Lab robots speed-up evolution
© 2021 RIKEN
What set the team’s experiment apart was its sheer scope and scale. “Many studies on experimental evolution have been done using only a few antibiotics, but we have greatly expanded the number of stressors,” says Furusawa. “We tried to comprehensively understand the evolutionary dynamics of the E. coli response to stress.”
This was only possible due to a fully automated experimental system that uses robotics to handle the samples. It permits laboratory evolution to be simultaneously conducted on up to 700 strains. The system took Furusawa’s team about a decade to develop and they had many initial teething problems. But this study has demonstrated its power to stimulate evolution in the lab on a scale never achieved before. “As far as we know, it has the highest throughput of any lab evolution system in the world,” Furusawa says. The team is now planning to explore systems made up of multiple species of bacteria, which seeks to mirror what happens in our guts and other sites of bacterial interaction.
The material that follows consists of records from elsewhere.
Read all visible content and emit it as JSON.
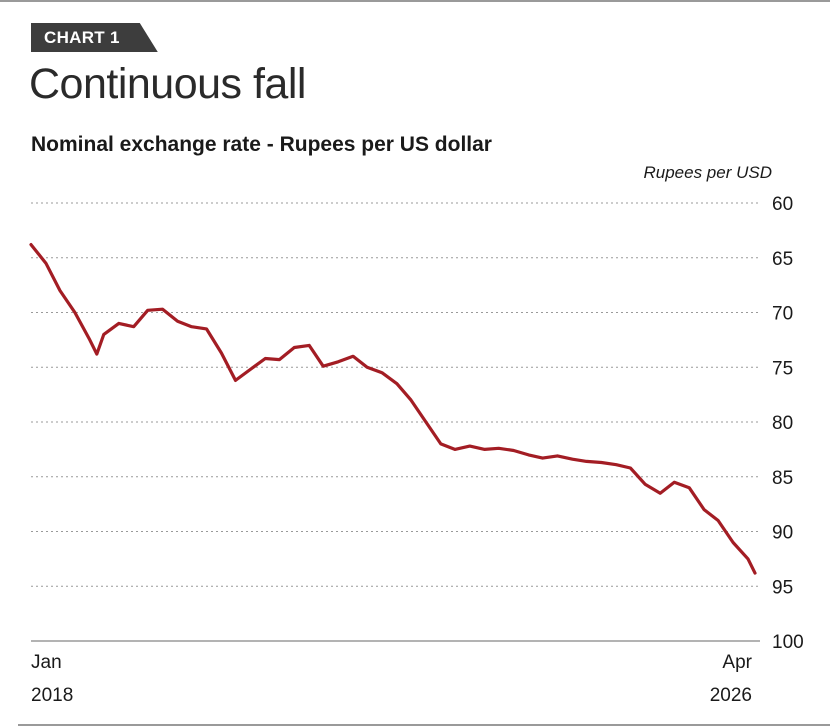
{
  "tag": "CHART 1",
  "title": "Continuous fall",
  "subtitle": "Nominal exchange rate - Rupees per US dollar",
  "colors": {
    "line": "#a31d24",
    "tag_bg": "#3d3d3d",
    "grid": "#9a9a9a"
  },
  "chart_data": {
    "type": "line",
    "ylabel": "Rupees per USD",
    "ylim": [
      60,
      100
    ],
    "y_inverted": true,
    "yticks": [
      60,
      65,
      70,
      75,
      80,
      85,
      90,
      95,
      100
    ],
    "grid": "dotted horizontal",
    "x_range": [
      "Jan 2018",
      "Apr 2026"
    ],
    "x_tick_labels": [
      {
        "month": "Jan",
        "year": "2018"
      },
      {
        "month": "Apr",
        "year": "2026"
      }
    ],
    "series": [
      {
        "x": [
          2018.0,
          2018.17,
          2018.33,
          2018.5,
          2018.67,
          2018.75,
          2018.83,
          2019.0,
          2019.17,
          2019.33,
          2019.5,
          2019.67,
          2019.83,
          2020.0,
          2020.17,
          2020.33,
          2020.5,
          2020.67,
          2020.83,
          2021.0,
          2021.17,
          2021.33,
          2021.5,
          2021.67,
          2021.83,
          2022.0,
          2022.17,
          2022.33,
          2022.5,
          2022.67,
          2022.83,
          2023.0,
          2023.17,
          2023.33,
          2023.5,
          2023.67,
          2023.83,
          2024.0,
          2024.17,
          2024.33,
          2024.5,
          2024.67,
          2024.83,
          2025.0,
          2025.17,
          2025.33,
          2025.5,
          2025.67,
          2025.83,
          2026.0,
          2026.17,
          2026.25
        ],
        "values": [
          63.8,
          65.5,
          68.0,
          70.0,
          72.5,
          73.8,
          72.0,
          71.0,
          71.3,
          69.8,
          69.7,
          70.8,
          71.3,
          71.5,
          73.7,
          76.2,
          75.2,
          74.2,
          74.3,
          73.2,
          73.0,
          74.9,
          74.5,
          74.0,
          75.0,
          75.5,
          76.5,
          78.0,
          80.0,
          82.0,
          82.5,
          82.2,
          82.5,
          82.4,
          82.6,
          83.0,
          83.3,
          83.1,
          83.4,
          83.6,
          83.7,
          83.9,
          84.2,
          85.7,
          86.5,
          85.5,
          86.0,
          88.0,
          89.0,
          91.0,
          92.5,
          93.8
        ]
      }
    ]
  }
}
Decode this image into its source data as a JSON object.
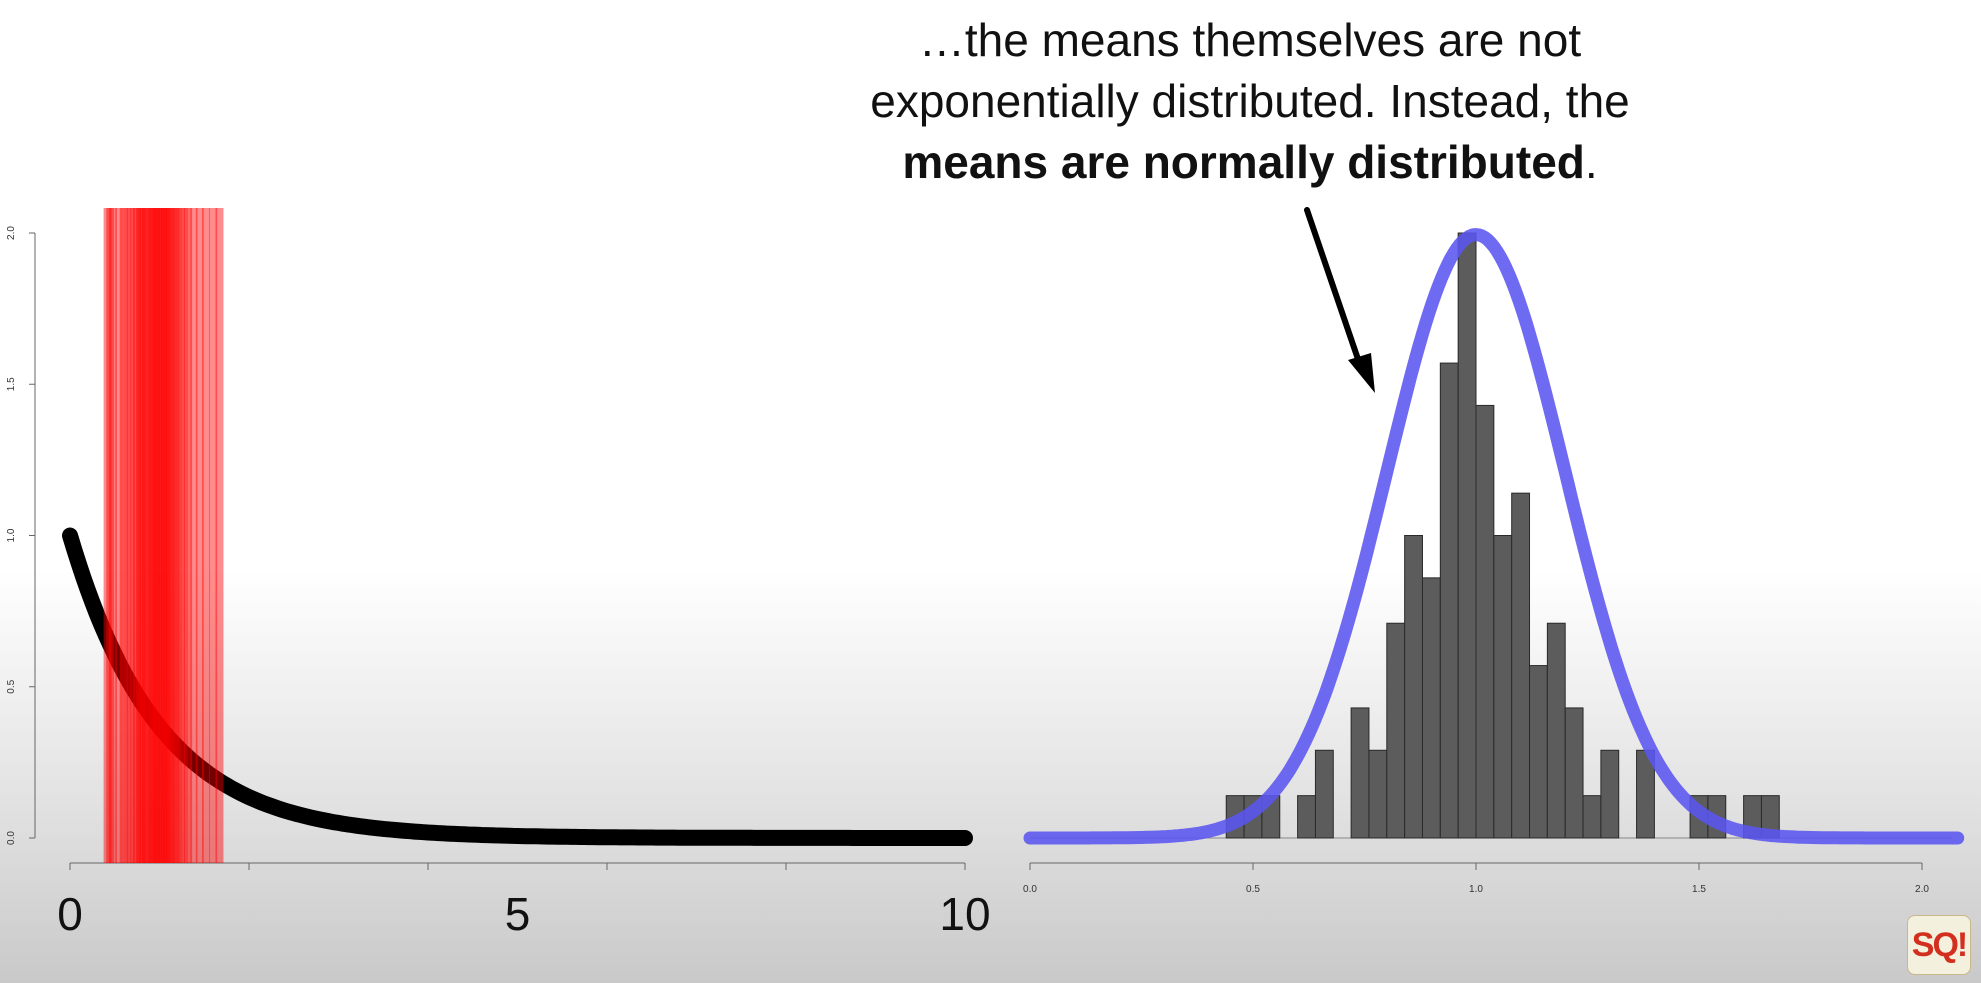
{
  "caption": {
    "line1": "…the means themselves are not",
    "line2": "exponentially distributed. Instead, the",
    "line3_bold": "means are normally distributed",
    "line3_end": "."
  },
  "logo": {
    "text": "SQ!"
  },
  "colors": {
    "curve": "#000000",
    "mean_bars": "#ff0000",
    "histogram_fill": "#5c5c5c",
    "normal_curve": "#5a55f0"
  },
  "chart_data": [
    {
      "type": "line",
      "xlim": [
        0,
        10
      ],
      "ylim": [
        0,
        2.0
      ],
      "x_ticks": [
        0,
        2,
        4,
        6,
        8,
        10
      ],
      "x_tick_labels": [
        {
          "value": 0,
          "label": "0"
        },
        {
          "value": 5,
          "label": "5"
        },
        {
          "value": 10,
          "label": "10"
        }
      ],
      "y_ticks": [
        {
          "value": 0.0,
          "label": "0.0"
        },
        {
          "value": 0.5,
          "label": "0.5"
        },
        {
          "value": 1.0,
          "label": "1.0"
        },
        {
          "value": 1.5,
          "label": "1.5"
        },
        {
          "value": 2.0,
          "label": "2.0"
        }
      ],
      "curve": {
        "function": "exponential",
        "rate": 1
      },
      "mean_lines": [
        0.42,
        0.45,
        0.48,
        0.55,
        0.6,
        0.64,
        0.68,
        0.72,
        0.75,
        0.78,
        0.8,
        0.82,
        0.85,
        0.87,
        0.9,
        0.92,
        0.94,
        0.96,
        0.98,
        1.0,
        1.02,
        1.04,
        1.06,
        1.08,
        1.1,
        1.12,
        1.15,
        1.18,
        1.2,
        1.24,
        1.28,
        1.32,
        1.38,
        1.45,
        1.52,
        1.6,
        1.67
      ]
    },
    {
      "type": "bar",
      "xlim": [
        0,
        2.0
      ],
      "ylim": [
        0,
        2.0
      ],
      "x_ticks": [
        {
          "value": 0.0,
          "label": "0.0"
        },
        {
          "value": 0.5,
          "label": "0.5"
        },
        {
          "value": 1.0,
          "label": "1.0"
        },
        {
          "value": 1.5,
          "label": "1.5"
        },
        {
          "value": 2.0,
          "label": "2.0"
        }
      ],
      "bin_width": 0.04,
      "bin_start": 0.44,
      "heights": [
        0.14,
        0.14,
        0.14,
        0,
        0.14,
        0.29,
        0,
        0.43,
        0.29,
        0.71,
        1.0,
        0.86,
        1.57,
        2.0,
        1.43,
        1.0,
        1.14,
        0.57,
        0.71,
        0.43,
        0.14,
        0.29,
        0,
        0.29,
        0,
        0,
        0.14,
        0.14,
        0,
        0.14,
        0.14
      ],
      "normal_curve": {
        "mean": 1.0,
        "sd": 0.2
      }
    }
  ]
}
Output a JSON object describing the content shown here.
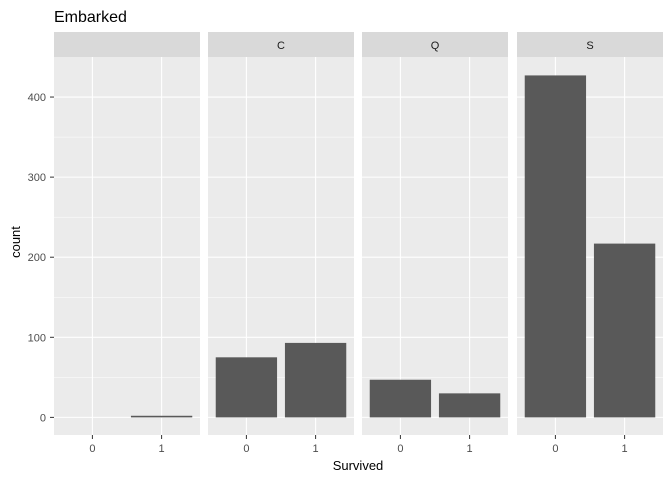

- 1. Maeda, T., Iwasawa, J., Kotani, H., Sakata, N., Kawada, M., Horinouchi, T., Sakai, A., Tanabe, K. & Furusawa, C. High-throughput laboratory evolution reveals evolutionary constraints in Escherichia coli.
Nature Communications 11, 5970 (2020). doi: 10.1038/s41467-020-19713-w
About the researcher
Chikara Furusawa, Team Leader, Laboratory for Multiscale Biosystem Dynamics, RIKEN Center for Biosystems Dynamics Research
Chikara Furusawa received his Ph.D. from the University of Tokyo in 2000. His thesis focused on computational modeling of multicellular
development. He launched his own lab at the RIKEN in 2011. The Laboratory for Multiscale Biosystem Dynamics at the RIKEN Center for Biosystems Dynamics Research now focuses on revealing evolutionary dynamics by integrating highthroughput experiments, data science and
theoretical analysis. In 2011, he received the Nishinomiya-Yukawa Memorial Prize and The Young Scientists’ Prize from Japan’s MEXT.